Since this patch extends number of cases when uncloned dies are created, it is worth to add following check:

void CompileUnit::fixupForwardReferences() {
  for (const auto &Ref : ForwardDIEReferences) {
    DIE *RefDie;
    const CompileUnit *RefUnit;
    PatchLocation Attr;
    DeclContext *Ctxt;
    std::tie(RefDie, RefUnit, Ctxt, Attr) = Ref;
    if (Ctxt && Ctxt->hasCanonicalDIE()) {
      assert(Ctxt->getCanonicalDIEOffset() &&
             "Canonical die offset is not set");
      Attr.set(Ctxt->getCanonicalDIEOffset());
    } else {
      assert(RefDie->getOffset() && "Referenced die offset is not set");    <<<<<<<<<<<<<<<<<<<<
      Attr.set(RefDie->getOffset() + RefUnit->getStartOffset());
    }
  }
}
JDevlieghere added a comment.EditedDec 16 2022, 11:25 AM

Looks like I have a test case for this problem:

That's awesome, thank you for spending time on that!

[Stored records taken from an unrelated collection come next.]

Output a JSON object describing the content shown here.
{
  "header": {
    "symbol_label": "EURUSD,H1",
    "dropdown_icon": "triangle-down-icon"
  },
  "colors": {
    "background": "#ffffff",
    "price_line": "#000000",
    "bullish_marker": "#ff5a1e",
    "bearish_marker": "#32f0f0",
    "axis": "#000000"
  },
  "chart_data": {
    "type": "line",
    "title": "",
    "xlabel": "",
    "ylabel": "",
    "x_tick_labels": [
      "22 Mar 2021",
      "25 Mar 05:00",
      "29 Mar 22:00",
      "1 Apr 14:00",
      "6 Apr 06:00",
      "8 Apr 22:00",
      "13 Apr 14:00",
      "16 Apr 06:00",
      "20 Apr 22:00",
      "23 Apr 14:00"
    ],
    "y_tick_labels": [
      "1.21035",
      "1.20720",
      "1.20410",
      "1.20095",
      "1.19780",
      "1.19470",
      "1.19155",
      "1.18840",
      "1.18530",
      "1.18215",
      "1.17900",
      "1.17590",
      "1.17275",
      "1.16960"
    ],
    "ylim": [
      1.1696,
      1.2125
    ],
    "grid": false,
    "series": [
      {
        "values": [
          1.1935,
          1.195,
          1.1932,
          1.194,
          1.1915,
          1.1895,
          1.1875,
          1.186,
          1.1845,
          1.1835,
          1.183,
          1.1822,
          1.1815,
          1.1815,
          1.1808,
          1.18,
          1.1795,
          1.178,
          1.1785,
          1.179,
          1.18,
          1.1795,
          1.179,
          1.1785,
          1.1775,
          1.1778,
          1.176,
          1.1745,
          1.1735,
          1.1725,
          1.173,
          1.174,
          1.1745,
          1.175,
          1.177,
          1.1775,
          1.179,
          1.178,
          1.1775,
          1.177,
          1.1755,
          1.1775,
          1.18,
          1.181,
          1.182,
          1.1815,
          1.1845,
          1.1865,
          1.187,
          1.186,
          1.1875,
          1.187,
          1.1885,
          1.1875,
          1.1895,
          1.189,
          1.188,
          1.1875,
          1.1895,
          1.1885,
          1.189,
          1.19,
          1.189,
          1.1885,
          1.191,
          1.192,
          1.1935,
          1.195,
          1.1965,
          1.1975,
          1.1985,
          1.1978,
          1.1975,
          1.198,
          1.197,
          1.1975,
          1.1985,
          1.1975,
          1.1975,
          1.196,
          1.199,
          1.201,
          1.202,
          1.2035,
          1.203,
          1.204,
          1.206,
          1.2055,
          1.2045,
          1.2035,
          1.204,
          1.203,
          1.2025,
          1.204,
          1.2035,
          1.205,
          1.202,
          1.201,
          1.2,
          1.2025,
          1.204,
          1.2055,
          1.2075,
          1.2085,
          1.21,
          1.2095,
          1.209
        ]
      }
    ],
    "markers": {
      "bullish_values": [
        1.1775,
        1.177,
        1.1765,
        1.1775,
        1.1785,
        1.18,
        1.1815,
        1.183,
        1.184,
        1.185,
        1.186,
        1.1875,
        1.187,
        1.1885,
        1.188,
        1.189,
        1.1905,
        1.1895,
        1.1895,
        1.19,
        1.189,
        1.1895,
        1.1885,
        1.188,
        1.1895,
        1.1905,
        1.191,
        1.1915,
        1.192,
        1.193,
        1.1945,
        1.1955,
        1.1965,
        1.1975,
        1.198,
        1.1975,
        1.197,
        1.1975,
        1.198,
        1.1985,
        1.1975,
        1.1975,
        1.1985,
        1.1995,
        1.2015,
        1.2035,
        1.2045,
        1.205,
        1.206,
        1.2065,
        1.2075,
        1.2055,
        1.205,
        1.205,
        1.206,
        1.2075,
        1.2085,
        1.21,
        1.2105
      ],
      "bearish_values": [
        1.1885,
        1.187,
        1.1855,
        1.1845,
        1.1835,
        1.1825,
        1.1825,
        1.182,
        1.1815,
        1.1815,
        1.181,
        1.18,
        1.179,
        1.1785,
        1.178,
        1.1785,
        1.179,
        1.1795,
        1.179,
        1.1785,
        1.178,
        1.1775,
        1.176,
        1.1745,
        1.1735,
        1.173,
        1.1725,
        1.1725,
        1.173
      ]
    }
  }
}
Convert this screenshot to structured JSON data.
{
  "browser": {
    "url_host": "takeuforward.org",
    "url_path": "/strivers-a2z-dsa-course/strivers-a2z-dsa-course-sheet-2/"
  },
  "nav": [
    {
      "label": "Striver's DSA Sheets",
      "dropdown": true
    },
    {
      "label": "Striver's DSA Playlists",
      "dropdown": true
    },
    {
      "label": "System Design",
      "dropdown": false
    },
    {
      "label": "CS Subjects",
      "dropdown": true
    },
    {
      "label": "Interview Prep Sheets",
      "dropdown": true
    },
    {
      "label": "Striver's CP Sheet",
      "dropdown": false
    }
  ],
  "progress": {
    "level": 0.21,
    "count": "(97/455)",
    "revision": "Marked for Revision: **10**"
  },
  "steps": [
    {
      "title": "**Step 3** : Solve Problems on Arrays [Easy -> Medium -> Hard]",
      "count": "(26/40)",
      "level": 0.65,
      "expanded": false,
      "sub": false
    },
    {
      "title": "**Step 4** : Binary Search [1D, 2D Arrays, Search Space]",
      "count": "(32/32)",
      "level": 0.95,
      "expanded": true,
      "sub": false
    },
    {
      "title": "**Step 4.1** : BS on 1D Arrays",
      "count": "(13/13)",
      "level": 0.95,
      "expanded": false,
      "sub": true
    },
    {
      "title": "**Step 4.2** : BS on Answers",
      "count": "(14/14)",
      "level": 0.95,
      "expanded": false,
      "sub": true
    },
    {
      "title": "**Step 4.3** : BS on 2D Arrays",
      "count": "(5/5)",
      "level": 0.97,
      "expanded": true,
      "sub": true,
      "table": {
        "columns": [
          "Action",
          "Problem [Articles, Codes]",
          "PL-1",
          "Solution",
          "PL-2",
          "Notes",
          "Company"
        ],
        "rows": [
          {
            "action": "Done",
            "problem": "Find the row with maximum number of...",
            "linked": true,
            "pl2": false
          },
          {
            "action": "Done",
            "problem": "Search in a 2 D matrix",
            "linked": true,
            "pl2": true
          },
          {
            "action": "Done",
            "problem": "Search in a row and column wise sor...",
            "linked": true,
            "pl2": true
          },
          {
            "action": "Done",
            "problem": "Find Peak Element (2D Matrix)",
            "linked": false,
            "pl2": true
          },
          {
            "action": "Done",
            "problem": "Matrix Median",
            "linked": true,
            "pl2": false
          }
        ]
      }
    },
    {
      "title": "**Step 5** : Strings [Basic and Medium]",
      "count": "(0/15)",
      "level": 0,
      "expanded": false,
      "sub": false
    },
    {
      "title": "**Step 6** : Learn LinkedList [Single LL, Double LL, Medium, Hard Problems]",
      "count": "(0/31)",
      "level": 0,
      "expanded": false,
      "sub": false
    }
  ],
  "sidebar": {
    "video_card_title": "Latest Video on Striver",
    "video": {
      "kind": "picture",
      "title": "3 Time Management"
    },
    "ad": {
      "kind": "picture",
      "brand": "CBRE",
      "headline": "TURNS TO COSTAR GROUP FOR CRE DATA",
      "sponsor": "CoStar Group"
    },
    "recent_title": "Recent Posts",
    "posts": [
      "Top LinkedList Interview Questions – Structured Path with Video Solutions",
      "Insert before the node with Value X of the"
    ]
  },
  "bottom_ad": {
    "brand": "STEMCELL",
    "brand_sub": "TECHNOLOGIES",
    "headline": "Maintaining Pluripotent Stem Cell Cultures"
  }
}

I'll add the assert you suggested to this patch. Do you want to commit the test yourself or can I include it in my commit (I don't want to take credit for your hard work, but also don't want to give you more work :-)

avl added a comment.Dec 16 2022, 11:32 AM

I'll add the assert you suggested to this patch. Do you want to commit the test yourself or can I include it in my commit (I don't want to take credit for your hard work, but also don't want to give you more work :-)

thank you for asking, include it to your commit please.

This revision was automatically updated to reflect the committed changes.